I did the live view mag. confirm focus thing a couple of times and then I became reasonably convinced that I had finally mastered manual focus with this body. The images were just as I imagined them when I looked at them with my naked eyes. The tonality of the lens and the dynamic range of the camera sensor added up to portraits that were convincingly sharp when zooming into my subjects' eyes but without the harsh sharpness that sometimes plagues newer (amped up) glass. 

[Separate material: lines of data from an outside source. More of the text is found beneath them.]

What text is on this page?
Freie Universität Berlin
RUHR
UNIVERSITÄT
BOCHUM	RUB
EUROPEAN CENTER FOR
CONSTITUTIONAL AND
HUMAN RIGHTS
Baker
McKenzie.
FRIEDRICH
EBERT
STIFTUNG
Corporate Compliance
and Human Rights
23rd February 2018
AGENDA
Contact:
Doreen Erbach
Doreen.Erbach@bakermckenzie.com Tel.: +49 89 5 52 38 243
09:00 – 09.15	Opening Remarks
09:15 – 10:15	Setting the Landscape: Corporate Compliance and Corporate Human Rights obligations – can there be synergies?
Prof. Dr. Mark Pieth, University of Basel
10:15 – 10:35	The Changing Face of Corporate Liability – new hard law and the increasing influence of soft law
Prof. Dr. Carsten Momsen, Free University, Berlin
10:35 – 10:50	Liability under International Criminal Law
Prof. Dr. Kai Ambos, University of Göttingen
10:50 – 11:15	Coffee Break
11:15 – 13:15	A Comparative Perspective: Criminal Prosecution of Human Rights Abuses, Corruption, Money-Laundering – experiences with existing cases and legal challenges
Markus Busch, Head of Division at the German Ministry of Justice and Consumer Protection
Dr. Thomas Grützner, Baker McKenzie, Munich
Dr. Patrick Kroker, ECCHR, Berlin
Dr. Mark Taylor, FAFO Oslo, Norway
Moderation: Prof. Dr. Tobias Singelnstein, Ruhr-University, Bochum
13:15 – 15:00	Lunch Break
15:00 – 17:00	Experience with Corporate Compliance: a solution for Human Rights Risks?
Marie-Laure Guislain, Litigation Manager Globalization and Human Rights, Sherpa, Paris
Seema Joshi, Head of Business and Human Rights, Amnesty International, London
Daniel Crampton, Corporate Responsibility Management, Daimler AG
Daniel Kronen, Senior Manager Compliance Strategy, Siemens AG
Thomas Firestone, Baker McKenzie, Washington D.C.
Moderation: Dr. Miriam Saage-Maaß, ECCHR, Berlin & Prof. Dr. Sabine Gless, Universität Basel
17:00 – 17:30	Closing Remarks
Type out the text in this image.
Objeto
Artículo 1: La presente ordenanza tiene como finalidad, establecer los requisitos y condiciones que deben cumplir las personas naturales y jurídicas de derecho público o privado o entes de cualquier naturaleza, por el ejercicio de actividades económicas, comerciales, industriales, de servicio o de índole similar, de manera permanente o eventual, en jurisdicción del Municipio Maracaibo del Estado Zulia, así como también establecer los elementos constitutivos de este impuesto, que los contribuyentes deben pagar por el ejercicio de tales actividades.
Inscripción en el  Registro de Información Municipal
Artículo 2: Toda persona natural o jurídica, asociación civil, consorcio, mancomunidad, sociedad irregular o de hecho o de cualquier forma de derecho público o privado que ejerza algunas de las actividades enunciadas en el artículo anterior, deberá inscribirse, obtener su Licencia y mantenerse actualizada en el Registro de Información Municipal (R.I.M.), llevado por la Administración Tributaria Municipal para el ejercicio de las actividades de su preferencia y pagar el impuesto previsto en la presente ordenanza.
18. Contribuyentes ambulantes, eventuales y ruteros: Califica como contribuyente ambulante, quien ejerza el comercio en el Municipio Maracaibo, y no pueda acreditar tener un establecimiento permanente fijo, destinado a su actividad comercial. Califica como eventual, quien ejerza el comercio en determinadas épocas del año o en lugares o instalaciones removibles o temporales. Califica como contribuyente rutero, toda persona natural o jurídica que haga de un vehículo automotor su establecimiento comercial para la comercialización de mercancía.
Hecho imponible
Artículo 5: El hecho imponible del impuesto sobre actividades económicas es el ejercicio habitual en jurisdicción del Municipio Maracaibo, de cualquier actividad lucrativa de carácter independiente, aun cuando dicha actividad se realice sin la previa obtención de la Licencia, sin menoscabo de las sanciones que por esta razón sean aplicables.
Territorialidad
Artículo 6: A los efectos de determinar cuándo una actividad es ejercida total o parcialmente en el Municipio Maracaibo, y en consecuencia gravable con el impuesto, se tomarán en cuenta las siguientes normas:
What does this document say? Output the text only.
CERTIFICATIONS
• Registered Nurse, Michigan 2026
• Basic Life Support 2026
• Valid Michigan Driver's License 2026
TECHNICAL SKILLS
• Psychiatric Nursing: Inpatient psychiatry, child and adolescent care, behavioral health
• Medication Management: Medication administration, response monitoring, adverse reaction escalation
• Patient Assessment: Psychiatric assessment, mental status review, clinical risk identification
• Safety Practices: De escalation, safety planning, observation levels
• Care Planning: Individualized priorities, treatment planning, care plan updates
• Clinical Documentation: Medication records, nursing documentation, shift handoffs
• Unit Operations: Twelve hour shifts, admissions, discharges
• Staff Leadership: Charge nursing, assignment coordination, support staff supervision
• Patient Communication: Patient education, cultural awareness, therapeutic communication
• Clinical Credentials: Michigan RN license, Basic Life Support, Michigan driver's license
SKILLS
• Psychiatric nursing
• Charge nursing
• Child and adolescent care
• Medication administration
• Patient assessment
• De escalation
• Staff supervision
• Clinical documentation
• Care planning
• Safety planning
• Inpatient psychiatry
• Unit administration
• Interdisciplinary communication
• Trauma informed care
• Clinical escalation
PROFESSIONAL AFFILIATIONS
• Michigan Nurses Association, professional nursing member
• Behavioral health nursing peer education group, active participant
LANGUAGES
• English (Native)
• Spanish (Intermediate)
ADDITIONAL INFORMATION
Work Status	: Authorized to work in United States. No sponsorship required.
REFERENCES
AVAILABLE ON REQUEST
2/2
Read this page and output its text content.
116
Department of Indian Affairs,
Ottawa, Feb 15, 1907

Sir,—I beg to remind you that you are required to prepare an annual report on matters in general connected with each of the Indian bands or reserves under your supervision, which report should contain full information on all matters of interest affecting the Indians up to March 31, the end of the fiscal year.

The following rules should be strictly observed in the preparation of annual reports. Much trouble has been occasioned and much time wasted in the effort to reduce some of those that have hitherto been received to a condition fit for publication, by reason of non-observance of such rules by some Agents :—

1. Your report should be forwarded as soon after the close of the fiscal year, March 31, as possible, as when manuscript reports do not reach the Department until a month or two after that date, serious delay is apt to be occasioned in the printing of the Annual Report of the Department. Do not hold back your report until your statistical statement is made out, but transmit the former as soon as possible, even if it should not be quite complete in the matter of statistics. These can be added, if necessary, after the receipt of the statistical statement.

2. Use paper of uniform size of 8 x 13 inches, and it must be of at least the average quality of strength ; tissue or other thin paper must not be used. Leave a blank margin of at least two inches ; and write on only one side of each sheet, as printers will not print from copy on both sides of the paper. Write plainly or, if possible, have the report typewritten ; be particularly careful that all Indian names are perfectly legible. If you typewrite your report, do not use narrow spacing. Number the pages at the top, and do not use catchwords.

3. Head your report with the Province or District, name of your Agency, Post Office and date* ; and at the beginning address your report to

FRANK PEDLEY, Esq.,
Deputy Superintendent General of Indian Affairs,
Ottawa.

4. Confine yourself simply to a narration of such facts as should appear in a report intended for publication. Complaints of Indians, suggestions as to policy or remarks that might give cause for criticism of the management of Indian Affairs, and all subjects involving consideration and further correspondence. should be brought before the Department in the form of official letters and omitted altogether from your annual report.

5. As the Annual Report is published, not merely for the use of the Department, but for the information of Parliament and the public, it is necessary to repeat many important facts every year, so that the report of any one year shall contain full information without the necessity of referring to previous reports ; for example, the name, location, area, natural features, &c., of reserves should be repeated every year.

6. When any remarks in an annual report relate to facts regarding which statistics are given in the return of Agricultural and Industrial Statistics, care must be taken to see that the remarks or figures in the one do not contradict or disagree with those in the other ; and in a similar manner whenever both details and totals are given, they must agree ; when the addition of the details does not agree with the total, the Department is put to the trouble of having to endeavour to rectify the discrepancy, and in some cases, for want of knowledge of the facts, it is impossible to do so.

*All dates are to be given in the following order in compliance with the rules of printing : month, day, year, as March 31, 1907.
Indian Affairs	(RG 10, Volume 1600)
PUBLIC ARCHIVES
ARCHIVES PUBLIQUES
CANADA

When I did my first round of post production there were only three images I needed to trash because of focus problems. The the colors, textures and general feel of the images was just what I wanted. The lens isn't quite as contrasty as more current lenses but that's a very simple thing to fine tune in post processing. And while the broad contrast is lower the micro-contrast is highly competitive. Maybe it's this reverse application of contrast qualities that makes this lens such a spectacular portrait lens...

At any rate, when I finished shooting I was so enthralled with the overall performance of the lens and the cameras in combination that I searched KEH.com and ordered a second one. I bought another late model Ais (the last version made) in excellent condition and it should arrive next week. 

Why on earth would you buy a second one?

My answer? The lens has a particular look and feel. It's not made anymore. The supply will eventually either dry up or become much more expensive. If this lens really is the sweet spot for my particular vision of portraits is the small, extra expenditure to ensure access to its unique set of features wasteful or wise? I vote wise. 

Edit: The additional copy of the lens arrived today from KEH (three days quicker than they promised) and it is absolutely perfect. I can hardly wait to shoot an interview with it.